How and Why Veterans Need a Concise Personal Statement for a Job Interview

(Andrew Kornacki/U.S. Army photo)

Most questions asked in a job interview aren't exactly about the one being posed. It's more about how well you answer the question and what your answer means below the surface.

When an employer asks a interviewee to "tell me about yourself," it's not just a chance for the potential new hire to talk about their hobbies, dreams and life goals; it's an opportunity to show the employer you have aspirations in line with the company's goals and that you can clearly and concisely communicate an idea.

This is where having a thoroughly researched and well-rehearsed personal statement is vital. Think of it less like a personal statement of facts and more like an elevator pitch for yourself.

But like any other elevator pitch, you have only the length of the elevator ride to get to your point, grab their attention and -- most importantly -- get lodged into their memory, whomever they might be.

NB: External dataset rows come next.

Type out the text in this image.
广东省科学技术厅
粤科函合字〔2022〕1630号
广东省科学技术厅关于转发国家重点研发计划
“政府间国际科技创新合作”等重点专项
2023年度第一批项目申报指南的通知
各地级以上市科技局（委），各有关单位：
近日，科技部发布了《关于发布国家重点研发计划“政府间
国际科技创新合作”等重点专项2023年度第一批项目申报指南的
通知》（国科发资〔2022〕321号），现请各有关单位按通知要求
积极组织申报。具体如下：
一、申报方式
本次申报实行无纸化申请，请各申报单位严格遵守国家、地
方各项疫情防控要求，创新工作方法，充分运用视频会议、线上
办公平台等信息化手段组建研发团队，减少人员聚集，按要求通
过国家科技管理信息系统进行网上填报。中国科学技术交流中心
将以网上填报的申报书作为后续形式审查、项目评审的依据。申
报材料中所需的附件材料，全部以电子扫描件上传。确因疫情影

This means you have about 30 seconds to become instantly memorable and appear capable in the eyes of a total stranger. But that's OK because the interviewer is looking for someone to impress them with just such a statement.

Like any sales pitch, you want to be able to describe what you're selling (in this case, it's yourself). You want to describe your background and education, what jobs you've held and what you're interested in doing now.

Start with writing it down, listing all the things you think are the most important in those three areas. Don't worry about writing too much at first. The next step is cutting things out, getting to the most important aspects of your pitch and trimming the whole thing down to a tight 30 seconds.

The first area involves your education and training. For veterans in a skilled trade, this is an important area because many skilled labor jobs require licenses and certificates. For unskilled labor or other career fields, this is where you'd list degrees and other training.

If you've been out of the military for a few years, have a lot of work history and aren't trying to get a job that requires a master's-level education, you might just briefly mention that you have a degree and where it's from, then go right into detailing your work history. Anyone with less than five years of work experience should definitely take the time to detail their education.

The second area will take up the bulk of the time in the pitch. Choose work history that has the most relevance to the job you want and list it here. Be advised: This is the area where everyone is most likely to stumble, fumble and ramble on. Think sharp as you navigate your work history.

Finally, write out your future goals and what you're interested in now. This is also not the time to fumble around, unsure of what you want. Choose an aspiration that is in line with the company's goals, one the employer will see as mutually beneficial. Employers know that an employee whose personal and professional goals are aligned will work harder and be more loyal than someone taking a job just for the money.

When you have all these ideas down, get rid of most of them by considering whether they're relevant to the job or employer you're trying to pitch to. Parts 1 and 3 should be about one sentence long; Part 2 should be three sentences long. When you read them aloud, do so conversationally and time yourself. Practice makes perfect.

It should take about 30 seconds to read your statement without going too fast or too slow. Memorize it and practice reading it calmly and conversationally to a loved one. Carefully consider their feedback if they offer some; it may mean the difference between success or failure.

And don't be too proud to cut things out. You may have time to detail them later.